Entretien : «La COP de Marrakech sera aussi importante que celle de Paris»

Hakima El Haite

La participation du Maroc à la COP21 a été intense. Plus de 30.000 personnes ont visité les pavillons du Maroc. L’accord de Paris est un texte multidisciplinaire qui touche non seulement au climat, mais également au développement humain, à la lutte contre la pauvreté, aux droits humains, aux femmes, à l’avenir de la biodiversité, aux équilibres des écosystèmes… Hakima El Haïté, ministre déléguée chargée de l’Environnement, revient sur la participation du Maroc à la COP21, aux enjeux de la réussite de la COP22 et aux défis environnementaux que le Maroc sera amené à relever dans les prochaines années.

Finances News Hebdo : Le Maroc a fait le choix de jouer un rôle important dans la lutte contre les changements climatiques mais aussi dans la réussite de cette COP21 qui a été couronnée de succés. Concrètement, quel a été le rôle que la délégation maro­caine a joué dans les négociations qui ont donné lieu à un accord universel sur le climat ?

Hakima El Haïté : La participation du Maroc à la COP21 a été intense. Une importante délégation de 760 délégués avec à sa tête SM le Roi, le Prince Moulay Rachid et les différents membres du gou­vernement, a mené une activité intense durant tout cet événement. Cette délégation a assisté et parti­cipé au programme de side event, les journées thé­matiques qui étaient organisées durant la COP21.

Les ministres marocains, les patrons d’entreprise ou encore les présidents d’institutions financières ont ainsi animé environ 25 débats sectoriels au sein du pavillon Maroc, l'un des plus fréquentés et visités lors de cette COP. Un pavillon réparti en 3 pavillons au niveau du village.

Le premier était celui des solutions hautement technologiques où nous avions présenté les plus grandes réalisations et chantiers environnementaux et de développement durable dans notre pays ainsi que les grandes politiques nationales d’adaptation aux changements climatiques (politique de l’eau, de l’agriculture, de l’énergie…).

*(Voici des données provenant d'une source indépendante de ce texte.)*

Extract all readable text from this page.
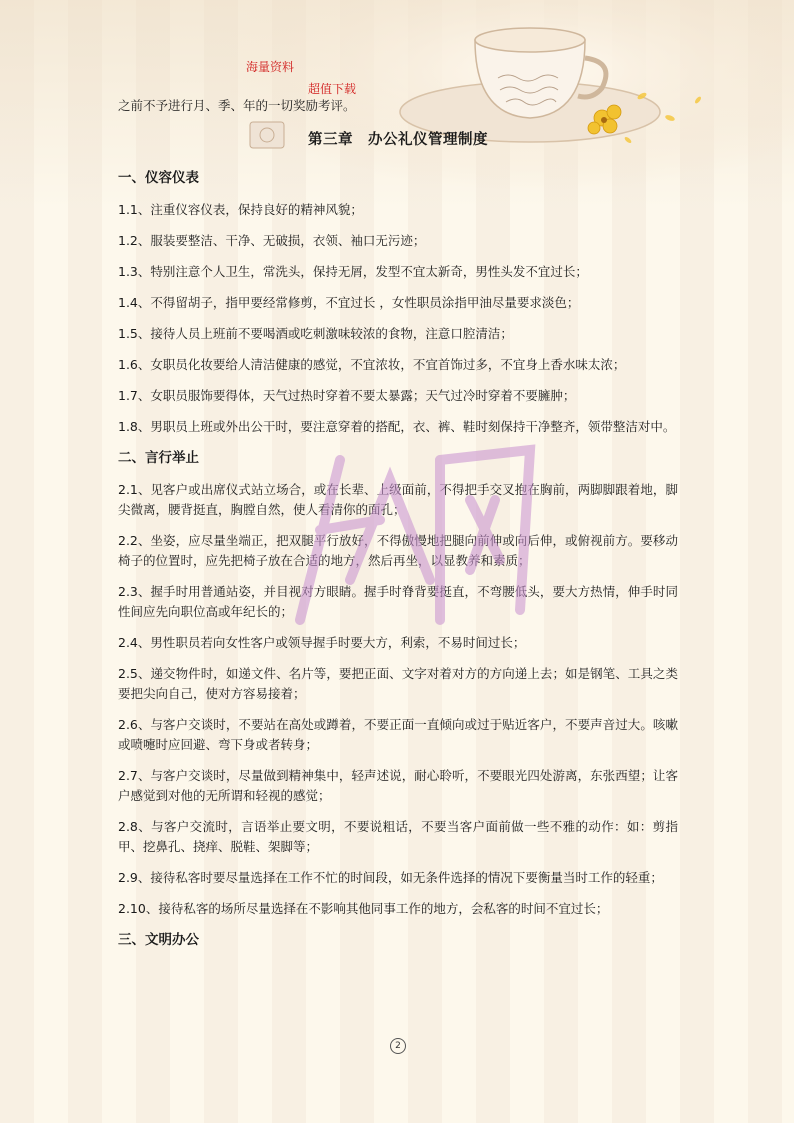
海量资料
超值下载

之前不予进行月、季、年的一切奖励考评。

第三章　办公礼仪管理制度
一、仪容仪表

1.1、注重仪容仪表，保持良好的精神风貌；

1.2、服装要整洁、干净、无破损，衣领、袖口无污迹；

1.3、特别注意个人卫生，常洗头，保持无屑，发型不宜太新奇，男性头发不宜过长；

1.4、不得留胡子，指甲要经常修剪，不宜过长 ，女性职员涂指甲油尽量要求淡色；

1.5、接待人员上班前不要喝酒或吃刺激味较浓的食物，注意口腔清洁；

1.6、女职员化妆要给人清洁健康的感觉，不宜浓妆，不宜首饰过多，不宜身上香水味太浓；

1.7、女职员服饰要得体，天气过热时穿着不要太暴露；天气过冷时穿着不要臃肿；

1.8、男职员上班或外出公干时，要注意穿着的搭配，衣、裤、鞋时刻保持干净整齐，领带整洁对中。

二、言行举止

2.1、见客户或出席仪式站立场合，或在长辈、上级面前，不得把手交叉抱在胸前，两脚脚跟着地，脚尖微离，腰背挺直，胸膛自然，使人看清你的面孔；

2.2、坐姿，应尽量坐端正，把双腿平行放好，不得傲慢地把腿向前伸或向后伸，或俯视前方。要移动椅子的位置时，应先把椅子放在合适的地方，然后再坐，以显教养和素质；

2.3、握手时用普通站姿，并目视对方眼睛。握手时脊背要挺直，不弯腰低头，要大方热情，伸手时同性间应先向职位高或年纪长的；

2.4、男性职员若向女性客户或领导握手时要大方，利索，不易时间过长；

2.5、递交物件时，如递文件、名片等，要把正面、文字对着对方的方向递上去；如是钢笔、工具之类要把尖向自己，使对方容易接着；

2.6、与客户交谈时，不要站在高处或蹲着，不要正面一直倾向或过于贴近客户，不要声音过大。咳嗽或喷嚏时应回避、弯下身或者转身；

2.7、与客户交谈时，尽量做到精神集中，轻声述说，耐心聆听，不要眼光四处游离，东张西望；让客户感觉到对他的无所谓和轻视的感觉；

2.8、与客户交流时，言语举止要文明，不要说粗话，不要当客户面前做一些不雅的动作：如：剪指甲、挖鼻孔、挠痒、脱鞋、架脚等；

2.9、接待私客时要尽量选择在工作不忙的时间段，如无条件选择的情况下要衡量当时工作的轻重；

2.10、接待私客的场所尽量选择在不影响其他同事工作的地方，会私客的时间不宜过长；

三、文明办公
2
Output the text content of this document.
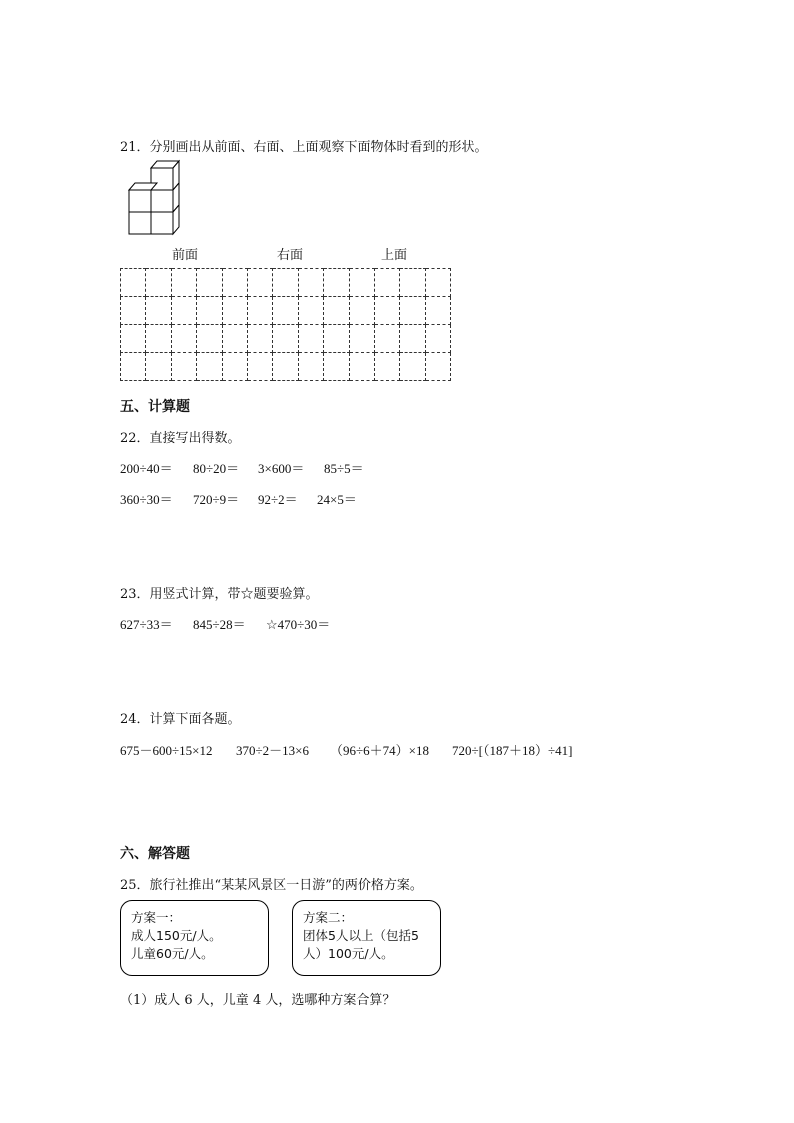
21．分别画出从前面、右面、上面观察下面物体时看到的形状。
前面	右面	上面

五、计算题
22．直接写出得数。
200÷40＝ 80÷20＝ 3×600＝ 85÷5＝
360÷30＝ 720÷9＝ 92÷2＝ 24×5＝
23．用竖式计算，带☆题要验算。
627÷33＝ 845÷28＝ ☆470÷30＝
24．计算下面各题。
675－600÷15×12 370÷2－13×6 （96÷6＋74）×18 720÷[（187＋18）÷41]
六、解答题
25．旅行社推出“某某风景区一日游”的两价格方案。
方案一：
成人150元/人。
儿童60元/人。
方案二：
团体5人以上（包括5
人）100元/人。
（1）成人 6 人，儿童 4 人，选哪种方案合算？
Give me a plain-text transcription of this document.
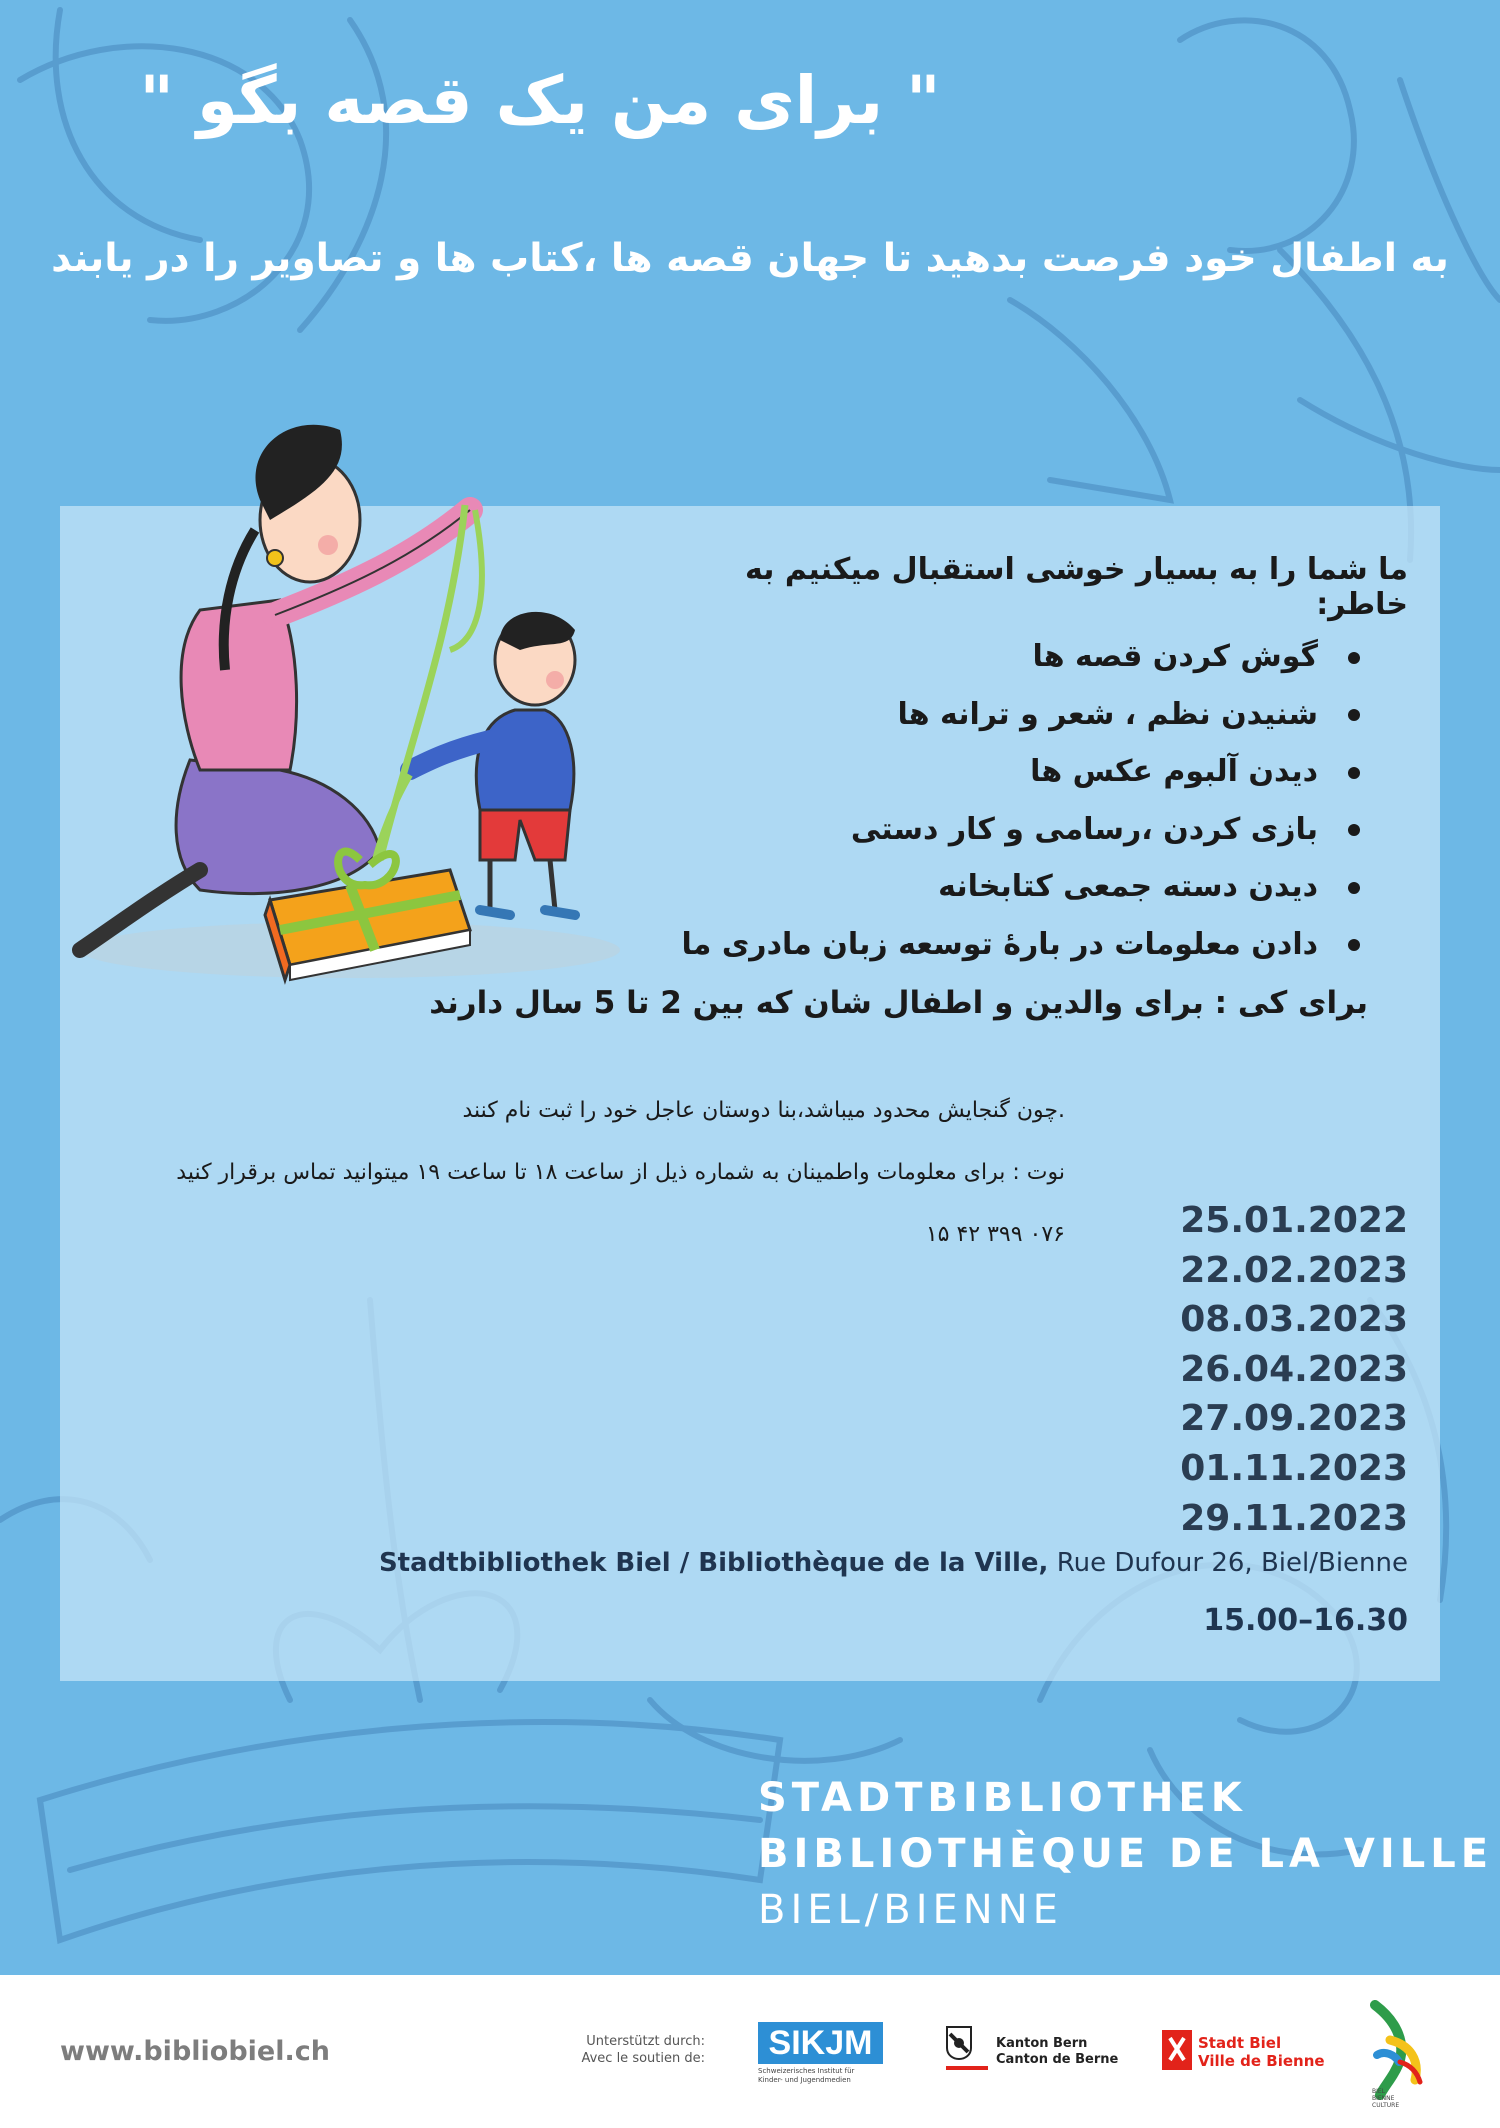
" برای من یک قصه بگو "
به اطفال خود فرصت بدهید تا جهان قصه ها ،کتاب ها و تصاویر را در یابند
ما شما را به بسیار خوشی استقبال میکنیم به خاطر:
گوش کردن قصه ها
شنیدن نظم ، شعر و ترانه ها
دیدن آلبوم عکس ها
بازی کردن ،رسامی و کار دستی
دیدن دسته جمعی کتابخانه
دادن معلومات در بارهٔ توسعه زبان مادری ما
برای کی : برای والدین و اطفال شان که بین 2 تا 5 سال دارند
.چون گنجایش محدود میباشد،بنا دوستان عاجل خود را ثبت نام کنند
نوت : برای معلومات واطمینان به شماره ذیل از ساعت ۱۸ تا ساعت ۱۹ میتوانید تماس برقرار کنید
۰۷۶ ۳۹۹ ۴۲ ۱۵	25.01.2022
22.02.2023
08.03.2023
26.04.2023
27.09.2023
01.11.2023
29.11.2023
Stadtbibliothek Biel / Bibliothèque de la Ville, Rue Dufour 26, Biel/Bienne
15.00–16.30
STADTBIBLIOTHEK
BIBLIOTHÈQUE DE LA VILLE
BIEL/BIENNE
www.bibliobiel.ch	Unterstützt durch:
Avec le soutien de:	SIKJM
Schweizerisches Institut für
Kinder- und Jugendmedien
Kanton Bern
Canton de Berne
Stadt Biel
Ville de Bienne
BIEL
BIENNE
CULTURE
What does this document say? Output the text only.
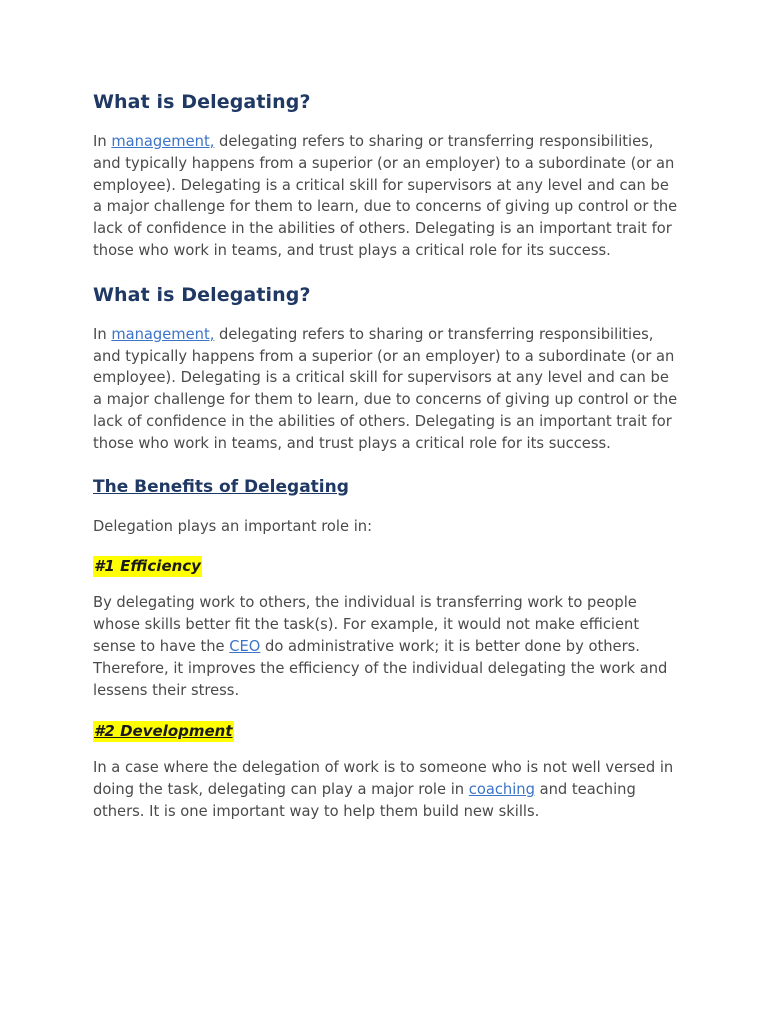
What is Delegating?

In management, delegating refers to sharing or transferring responsibilities, and typically happens from a superior (or an employer) to a subordinate (or an employee). Delegating is a critical skill for supervisors at any level and can be a major challenge for them to learn, due to concerns of giving up control or the lack of confidence in the abilities of others. Delegating is an important trait for those who work in teams, and trust plays a critical role for its success.

What is Delegating?

In management, delegating refers to sharing or transferring responsibilities, and typically happens from a superior (or an employer) to a subordinate (or an employee). Delegating is a critical skill for supervisors at any level and can be a major challenge for them to learn, due to concerns of giving up control or the lack of confidence in the abilities of others. Delegating is an important trait for those who work in teams, and trust plays a critical role for its success.

The Benefits of Delegating

Delegation plays an important role in:

#1 Efficiency

By delegating work to others, the individual is transferring work to people whose skills better fit the task(s). For example, it would not make efficient sense to have the CEO do administrative work; it is better done by others. Therefore, it improves the efficiency of the individual delegating the work and lessens their stress.

#2 Development

In a case where the delegation of work is to someone who is not well versed in doing the task, delegating can play a major role in coaching and teaching others. It is one important way to help them build new skills.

L’objectif de ce pavillon, visité par toutes les délégations étrangères (20.000 visiteurs), a été de promouvoir la destina­tion Maroc comme étant le hub des technologies mais aussi de situer le Royaume comme étant une plate-forme tournante vers l’Afrique.

Le deuxième pavillon était destiné à la délégation marocaine où nous tenions nos réunions et les rencontres B to B avec les négociateurs en chef des groupes de négociation. Au total, j’ai tenu, durant les 15 jours, 17 réunions par jour en moyenne pour discuter avec les négociateurs des termes de l’accord. Cela témoigne du leadership du Maroc dans ce domaine. Notre avis a donc été sollicité et partagé avec toutes les délégations et les visiteurs.

Certes, le Maroc n’est pas un pays pollueur mais il prône un nouveau modèle de développement à savoir un développement durable. Nous avons une vision qui réconforte d’une part, les pays industrialisés et développés étant donné que notre pays a réussi à s’adapter au climat en forgeant un nouveau modèle de développement. Et d’autre part, les pays en développement et vulnérables puisque le Royaume a pu, malgré ses faibles ressources, se développer en trouvant des solutions alternatives afin d’assurer sa croissance.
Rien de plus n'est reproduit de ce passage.